Running or lack of work ethic wasn't necessarily the cause of his business troubles. Its likely market factors had more to do with it. 99% of people would be smart to get a work situation where they have to work as little as possible (or optimize money/time spent ratio).
Unless you spend the weekends thinking about how much you wish you were at work or else working a second job when you don't have to - that probably includes you, the reader of this post.
Realtors I know work just as much as anyone else, if not a little more. They get frequent trips out of the office where they can go to a coffee shop or cafe for lunch, which seems really nice, but they can also have to sit in traffic and do showings and such late in the afternoon on someone else's schedule. Not something I'd chose to optimize running, but still not having to start work before 8-9 would be nice.

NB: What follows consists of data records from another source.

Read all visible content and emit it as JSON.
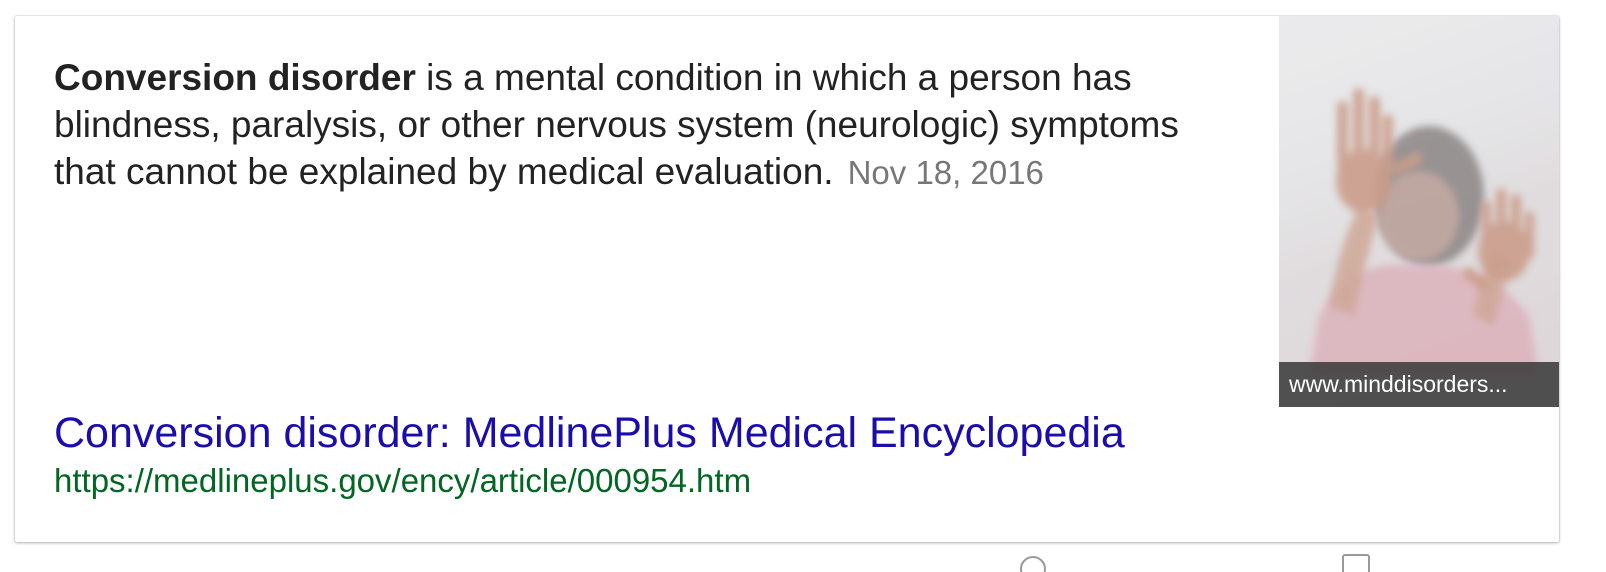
{
  "snippet": {
    "bold_term": "Conversion disorder",
    "text": " is a mental condition in which a person has blindness, paralysis, or other nervous system (neurologic) symptoms that cannot be explained by medical evaluation.",
    "date": "Nov 18, 2016"
  },
  "thumbnail": {
    "caption": "www.minddisorders..."
  },
  "result": {
    "title": "Conversion disorder: MedlinePlus Medical Encyclopedia",
    "url": "https://medlineplus.gov/ency/article/000954.htm"
  },
  "colors": {
    "link": "#1a0dab",
    "url": "#006621",
    "date": "#777777",
    "text": "#222222"
  }
}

Most people who run aren't shirking responsibilities to do so. If they cut back, they'd either replace the running with another physical activity or something like tv watching. Might as well run as much as you want unless there is something you'd rather do...
I was an English club-runner, from age 16 to around 36 and then moved to US, and did a lot of road-racing (mostly 5k).
If the premise is a full minute from 16:xx to 15:xx, I would have definitely done the extra mileage as for me, it would have made a huge competitive difference.
What I don't necessarily accept the premise that you would get a minute with the extra mileage. As it was, I ran 15:22 off around 45 miles per week (a lot of quality), and I don't know that an extra 30 miles per week would have taken me down to 14:22.
You people are such freaks. The average adult man is not running under 17 minutes in the 5k on 40mpw. The average highschool xc program that runs 40mpw has 1-3 genetically gifted kids who have been athletes their entire lives who run in the low 17s.
I remember Ritzenhein's coach saying, "Dathan basically walks around in 14-minute shape" after he had an injury and was getting back into it towards the end of his career. He's a 12:56 guy, so 14:00 wasn't a big deal when he's just starting to get back into shape. For me, 17:15-30 was getting back into shape rust-buster. For some friends (I was jealous of) who ran low 14's in college, it was low 16's.
BUT, it's all completely relative to base-level talent. I wanted to be faster like the more talented guys. They were the "freaks" as you say. I'm sure for them, the "freaks" were the dudes running under 14;00. Then, there was another level etc.
For me, 25-45 mpw was the best for life balance and a body that didn't feel trashed.
25-35 mpw I was in the 16:25-40 range.
35-45 mpw, I could get down to low 16's w/ 5k-specific work, but I couldn't maintain that intensity for more than 3 weeks
50-55 mpw to break 16:00 and it was hard workouts, faster tempos, weekly massages, 9 hours or sleep a night effort. Very focused.
More mileage than 60 per week and my body couldn't handle it.
Makes sense. IMHO If I was busting my rear putting in 75-100 mpw to run 15:'s and I knew of guys just doing 25-40 and running 16:'s I'll call it quits and go do something else than running. Maybe shooting pool.
You people are such freaks. The average adult man is not running under 17 minutes in the 5k on 40mpw. The average highschool xc program that runs 40mpw has 1-3 genetically gifted kids who have been athletes their entire lives who run in the low 17s.
Many high school programs do 40 MPW and have 7 runners sub 17.